ExxonMobil begins exporting oil from its Sakhalin-1 project in Russia
Exxon Neftegas Limited, a subsidiary of Exxon Mobil Corp., has begun to export crude oil from its multiphase Sakhalin-1 project on Russia’s northeast Pacific coast. The project used an integrated suite of technologies to drill and complete complex extended-reach wells, including a land-based rig that can reach more than five miles offshore (see February 2005 issue of OGFJ, p. 22).
The Sept. 7 announcement by ExxonMobil brings to 8 the total of ExxonMobil startups within the last 12 months. These major projects - located in the North Sea, Malaysia, Qatar, and in West Africa - are expected to deliver peak gross rates in excess of 1 million barrels a day of oil and more than 1.5 billion cubic feet of gas daily to world energy markets.
In addition, ExxonMobil and partners started construction in August on a new LNG terminal on the Texas Gulf Coast that will help meet growing US natural gas demand.
The first oil for Sakhalin-1 began flowing into the export system on Aug. 29, and the first tanker was due to begin loading at the newly-constructed DeKastri terminal late in September. Oil production should ramp up to an estimated peak rate of 250,000 barrels per day by the end of 2006, following completion of the offshore processing facility, said an ExxonMobil spokesman.

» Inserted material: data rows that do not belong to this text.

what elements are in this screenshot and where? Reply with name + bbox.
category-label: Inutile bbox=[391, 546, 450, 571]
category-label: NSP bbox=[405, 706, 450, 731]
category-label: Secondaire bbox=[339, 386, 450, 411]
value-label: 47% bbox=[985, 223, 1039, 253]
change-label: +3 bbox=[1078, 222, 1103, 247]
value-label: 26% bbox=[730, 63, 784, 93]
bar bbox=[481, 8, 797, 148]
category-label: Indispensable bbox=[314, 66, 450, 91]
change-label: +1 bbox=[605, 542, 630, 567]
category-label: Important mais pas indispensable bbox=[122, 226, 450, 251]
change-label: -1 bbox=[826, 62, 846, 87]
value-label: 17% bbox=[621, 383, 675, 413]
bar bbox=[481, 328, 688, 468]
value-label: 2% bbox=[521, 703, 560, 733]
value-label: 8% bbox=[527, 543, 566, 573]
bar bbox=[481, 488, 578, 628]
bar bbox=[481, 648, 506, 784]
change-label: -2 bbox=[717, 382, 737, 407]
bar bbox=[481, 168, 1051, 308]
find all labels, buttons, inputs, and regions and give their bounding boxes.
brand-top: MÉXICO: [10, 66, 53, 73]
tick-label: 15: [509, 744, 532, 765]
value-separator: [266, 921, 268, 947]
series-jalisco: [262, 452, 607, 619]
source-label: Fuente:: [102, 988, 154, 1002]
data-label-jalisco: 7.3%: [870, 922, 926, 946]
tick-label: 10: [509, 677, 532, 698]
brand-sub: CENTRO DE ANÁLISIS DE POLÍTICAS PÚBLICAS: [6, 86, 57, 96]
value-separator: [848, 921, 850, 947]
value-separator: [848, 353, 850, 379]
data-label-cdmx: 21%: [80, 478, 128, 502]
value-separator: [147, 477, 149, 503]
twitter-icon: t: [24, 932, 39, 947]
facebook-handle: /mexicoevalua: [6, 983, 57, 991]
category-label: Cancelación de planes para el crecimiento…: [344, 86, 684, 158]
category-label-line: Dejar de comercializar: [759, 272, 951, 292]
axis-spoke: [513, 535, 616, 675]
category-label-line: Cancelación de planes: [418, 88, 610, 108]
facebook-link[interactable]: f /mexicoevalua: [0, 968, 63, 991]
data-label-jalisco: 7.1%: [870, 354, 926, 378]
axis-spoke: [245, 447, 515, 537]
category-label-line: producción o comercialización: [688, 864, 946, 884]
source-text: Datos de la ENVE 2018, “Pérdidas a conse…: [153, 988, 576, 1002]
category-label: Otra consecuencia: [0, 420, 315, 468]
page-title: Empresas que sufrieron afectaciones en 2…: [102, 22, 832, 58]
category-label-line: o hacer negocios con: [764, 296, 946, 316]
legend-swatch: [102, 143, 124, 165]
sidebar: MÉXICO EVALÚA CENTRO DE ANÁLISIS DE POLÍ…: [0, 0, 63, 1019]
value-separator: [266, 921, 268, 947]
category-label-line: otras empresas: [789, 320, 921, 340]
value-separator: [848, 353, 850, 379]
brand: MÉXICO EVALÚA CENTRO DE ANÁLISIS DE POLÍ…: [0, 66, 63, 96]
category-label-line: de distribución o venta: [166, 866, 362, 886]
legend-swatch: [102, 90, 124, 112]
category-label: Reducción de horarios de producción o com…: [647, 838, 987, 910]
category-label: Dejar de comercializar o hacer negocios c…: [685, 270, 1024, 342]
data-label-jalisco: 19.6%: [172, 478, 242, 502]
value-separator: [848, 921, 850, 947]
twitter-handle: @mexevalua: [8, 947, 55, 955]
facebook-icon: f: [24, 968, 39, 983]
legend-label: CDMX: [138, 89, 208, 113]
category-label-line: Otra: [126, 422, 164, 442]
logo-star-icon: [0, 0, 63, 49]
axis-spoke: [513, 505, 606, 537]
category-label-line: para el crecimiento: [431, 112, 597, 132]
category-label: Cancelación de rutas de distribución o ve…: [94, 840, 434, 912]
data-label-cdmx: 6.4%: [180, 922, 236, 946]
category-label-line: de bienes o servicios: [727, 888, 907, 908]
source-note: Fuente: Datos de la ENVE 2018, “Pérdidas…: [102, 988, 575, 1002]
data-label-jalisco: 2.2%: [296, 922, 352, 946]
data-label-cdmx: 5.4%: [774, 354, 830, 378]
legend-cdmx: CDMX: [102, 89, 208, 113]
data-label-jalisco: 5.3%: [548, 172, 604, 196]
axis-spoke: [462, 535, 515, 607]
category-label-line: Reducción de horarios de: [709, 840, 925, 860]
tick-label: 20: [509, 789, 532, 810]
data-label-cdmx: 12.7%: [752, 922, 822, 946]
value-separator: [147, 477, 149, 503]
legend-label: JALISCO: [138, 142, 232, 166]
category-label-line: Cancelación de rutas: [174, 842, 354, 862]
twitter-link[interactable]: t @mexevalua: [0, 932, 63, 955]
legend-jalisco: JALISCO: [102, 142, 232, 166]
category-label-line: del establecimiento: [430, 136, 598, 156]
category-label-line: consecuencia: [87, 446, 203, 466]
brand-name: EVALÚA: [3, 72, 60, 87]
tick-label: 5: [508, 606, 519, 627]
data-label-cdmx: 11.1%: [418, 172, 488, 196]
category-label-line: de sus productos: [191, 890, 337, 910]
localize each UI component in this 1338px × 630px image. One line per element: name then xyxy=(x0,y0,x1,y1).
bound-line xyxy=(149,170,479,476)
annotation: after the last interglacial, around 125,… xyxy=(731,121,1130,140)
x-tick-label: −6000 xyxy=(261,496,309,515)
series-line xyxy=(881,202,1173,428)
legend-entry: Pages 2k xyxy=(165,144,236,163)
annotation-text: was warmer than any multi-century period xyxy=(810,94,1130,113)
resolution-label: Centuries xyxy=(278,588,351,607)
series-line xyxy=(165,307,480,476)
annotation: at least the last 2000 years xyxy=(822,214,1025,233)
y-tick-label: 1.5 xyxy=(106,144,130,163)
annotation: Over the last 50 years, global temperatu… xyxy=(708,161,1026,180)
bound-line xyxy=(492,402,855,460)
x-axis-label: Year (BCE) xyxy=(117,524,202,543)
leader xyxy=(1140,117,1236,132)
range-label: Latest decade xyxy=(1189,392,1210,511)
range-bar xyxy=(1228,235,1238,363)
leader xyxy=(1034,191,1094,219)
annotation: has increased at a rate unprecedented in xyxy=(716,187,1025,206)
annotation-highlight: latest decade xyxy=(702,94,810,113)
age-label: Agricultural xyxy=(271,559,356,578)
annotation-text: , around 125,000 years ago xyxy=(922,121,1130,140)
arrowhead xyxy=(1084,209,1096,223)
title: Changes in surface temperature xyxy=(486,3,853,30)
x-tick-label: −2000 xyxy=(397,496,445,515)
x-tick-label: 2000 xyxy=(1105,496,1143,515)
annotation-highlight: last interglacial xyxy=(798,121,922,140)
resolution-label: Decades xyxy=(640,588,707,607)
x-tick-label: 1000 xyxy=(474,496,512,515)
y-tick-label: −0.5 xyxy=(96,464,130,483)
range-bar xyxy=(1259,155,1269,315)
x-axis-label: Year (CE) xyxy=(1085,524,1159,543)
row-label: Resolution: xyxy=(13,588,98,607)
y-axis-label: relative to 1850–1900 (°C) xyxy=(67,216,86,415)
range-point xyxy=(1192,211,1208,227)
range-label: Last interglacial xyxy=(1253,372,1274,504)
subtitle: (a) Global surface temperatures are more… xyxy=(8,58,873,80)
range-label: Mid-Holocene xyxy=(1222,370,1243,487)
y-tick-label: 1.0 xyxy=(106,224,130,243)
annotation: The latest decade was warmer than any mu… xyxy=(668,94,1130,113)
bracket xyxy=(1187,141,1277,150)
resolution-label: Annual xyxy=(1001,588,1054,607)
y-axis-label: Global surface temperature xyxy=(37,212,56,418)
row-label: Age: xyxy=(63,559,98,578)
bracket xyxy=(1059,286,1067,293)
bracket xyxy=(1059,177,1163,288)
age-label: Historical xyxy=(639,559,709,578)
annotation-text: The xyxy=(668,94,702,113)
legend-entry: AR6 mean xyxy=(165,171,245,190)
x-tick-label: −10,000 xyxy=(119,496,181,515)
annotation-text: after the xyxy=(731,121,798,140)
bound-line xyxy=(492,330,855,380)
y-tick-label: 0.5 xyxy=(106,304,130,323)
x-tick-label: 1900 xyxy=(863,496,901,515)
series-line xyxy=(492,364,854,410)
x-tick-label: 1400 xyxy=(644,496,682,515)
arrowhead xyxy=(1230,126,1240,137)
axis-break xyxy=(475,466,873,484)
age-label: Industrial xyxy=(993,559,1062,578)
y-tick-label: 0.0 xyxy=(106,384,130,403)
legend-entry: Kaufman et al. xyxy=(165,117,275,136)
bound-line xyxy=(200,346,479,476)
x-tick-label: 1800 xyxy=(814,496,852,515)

In addition to the terminal, the export project includes a 24-inch, 140-mile pipeline and a tanker loading facility designed for year-round crude oil transport.
ExxonMobil has increased daily oil and gas production during the second quarter 2006 by 6% compared to the same period last year. This additional supply is from developments such as Kizomba B, offshore Angola; Yoho, Erha, and the Additional Oil Recovery project, offshore Nigeria; Ras Gas Train 4 and the Al Khaleej Gas project in Qatar; the Arthur project in the UK sector of the North Sea; the Guntong Hub in Malaysia; as well as others in which the company holds interest.
In August, ExxonMobil and its co-venture partners, Qatar Petroleum and ConocoPhillips, began construction of the Gold Pass Liquefied Natural Gas terminal in Sabine Pass, Tex., on the upper Texas coast. This billion-dollar construction project will serve US markets and is expected to import 2 billion cubic feet of natural gas a day by 2009.
ExxonMobil is also constructing LNG terminals in the United Kingdom and offshore Italy, with additional facilities under consideration.